Adalet arayışına girmeden,çaresiz kabullenmek gereken,isyanın anlamını yitirdiği,birkaç özel durumdan biri..sindirmesi ne kadar zordur sorguladığın halde cevap bulamamak.yaşarken neden geldiğini sorgulamak kadar saçma neden sonun geldiğini merak etmek.
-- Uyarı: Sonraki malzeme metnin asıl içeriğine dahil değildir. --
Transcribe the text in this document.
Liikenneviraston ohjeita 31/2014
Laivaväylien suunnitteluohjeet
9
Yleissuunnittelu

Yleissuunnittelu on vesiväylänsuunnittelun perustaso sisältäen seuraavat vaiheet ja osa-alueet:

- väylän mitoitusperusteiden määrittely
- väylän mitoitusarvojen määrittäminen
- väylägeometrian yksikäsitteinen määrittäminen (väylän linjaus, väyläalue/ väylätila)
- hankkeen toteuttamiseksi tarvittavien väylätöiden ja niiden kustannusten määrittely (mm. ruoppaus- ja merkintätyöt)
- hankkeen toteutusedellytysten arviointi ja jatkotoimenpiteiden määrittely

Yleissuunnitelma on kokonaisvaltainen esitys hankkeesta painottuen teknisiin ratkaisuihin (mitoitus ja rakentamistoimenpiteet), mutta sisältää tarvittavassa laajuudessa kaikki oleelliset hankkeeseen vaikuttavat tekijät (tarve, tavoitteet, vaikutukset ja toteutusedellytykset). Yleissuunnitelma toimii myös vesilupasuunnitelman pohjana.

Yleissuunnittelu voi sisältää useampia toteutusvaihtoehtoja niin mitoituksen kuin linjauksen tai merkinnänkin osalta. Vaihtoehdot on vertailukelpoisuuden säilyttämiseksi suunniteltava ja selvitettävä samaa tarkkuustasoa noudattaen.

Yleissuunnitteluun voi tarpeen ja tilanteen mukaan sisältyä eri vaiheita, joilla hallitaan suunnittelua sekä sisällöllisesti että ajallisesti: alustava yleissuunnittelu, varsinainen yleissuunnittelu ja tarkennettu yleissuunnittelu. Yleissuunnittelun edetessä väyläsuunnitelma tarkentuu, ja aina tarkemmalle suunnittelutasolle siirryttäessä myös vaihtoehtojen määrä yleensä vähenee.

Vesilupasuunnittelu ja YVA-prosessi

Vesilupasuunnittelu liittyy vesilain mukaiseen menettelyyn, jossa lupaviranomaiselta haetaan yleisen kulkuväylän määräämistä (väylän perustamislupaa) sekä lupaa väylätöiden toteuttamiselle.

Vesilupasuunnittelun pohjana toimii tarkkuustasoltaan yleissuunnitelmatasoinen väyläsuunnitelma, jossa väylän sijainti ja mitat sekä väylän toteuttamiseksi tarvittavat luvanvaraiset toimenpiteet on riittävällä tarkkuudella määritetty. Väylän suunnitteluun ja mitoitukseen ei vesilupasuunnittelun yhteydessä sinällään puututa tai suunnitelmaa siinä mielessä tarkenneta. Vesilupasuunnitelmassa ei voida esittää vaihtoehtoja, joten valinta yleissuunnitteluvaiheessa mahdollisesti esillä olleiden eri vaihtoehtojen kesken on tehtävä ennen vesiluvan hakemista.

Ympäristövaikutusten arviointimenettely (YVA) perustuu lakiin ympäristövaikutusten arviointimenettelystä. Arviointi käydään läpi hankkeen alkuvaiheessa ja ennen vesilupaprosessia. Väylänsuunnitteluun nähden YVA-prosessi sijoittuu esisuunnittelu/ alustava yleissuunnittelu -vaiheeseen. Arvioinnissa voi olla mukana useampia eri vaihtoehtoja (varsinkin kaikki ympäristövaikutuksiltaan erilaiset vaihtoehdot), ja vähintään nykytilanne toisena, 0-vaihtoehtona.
gitmek mi daha acı geride kalan olmak mı?-her zaman kendi acımızı en büyüğü sanırız ya-arkada kalmak en acısı deriz.asla bilemeyiz gidenin ruh halini.oysa istemez mi ıssız adaya gider gibi en sevdiği üç şeyi yanına almayı.ya da hayatının en güzel sahneleri geçerken film şeridi gibi gözünün önünden yeniden o filmin başrolü olmayı.

Tekrar tekrar yaşamak istediğim o kadar çok sahne var ki gözümün önünde,o sahnelerde yeterince gülememişim belki de diyorum şimdi,kahkaha atmalıydım.buruk gülümsemelere yer yok zamanı gelecek nasıl olsa zamansız bir yerde.kahkahalar gidene mi geride kalan olduğun için mi?hayır ikisi de değil,acımasızlıktır,insafsızlıktır olsa olsa bunun adı.kahkahalar sorgusuz yaşamak zorunda olunan şeylerin intikamı için...

Ölüm,beni ağlatmayı başarıyorsan eğer histeri krizi değil bunun adı.gülümsettiğin gibi buruktur ağlamam da.sormadan alıp götürdüğüne özlem,geçmiş güzel günleri yad etmek içindir.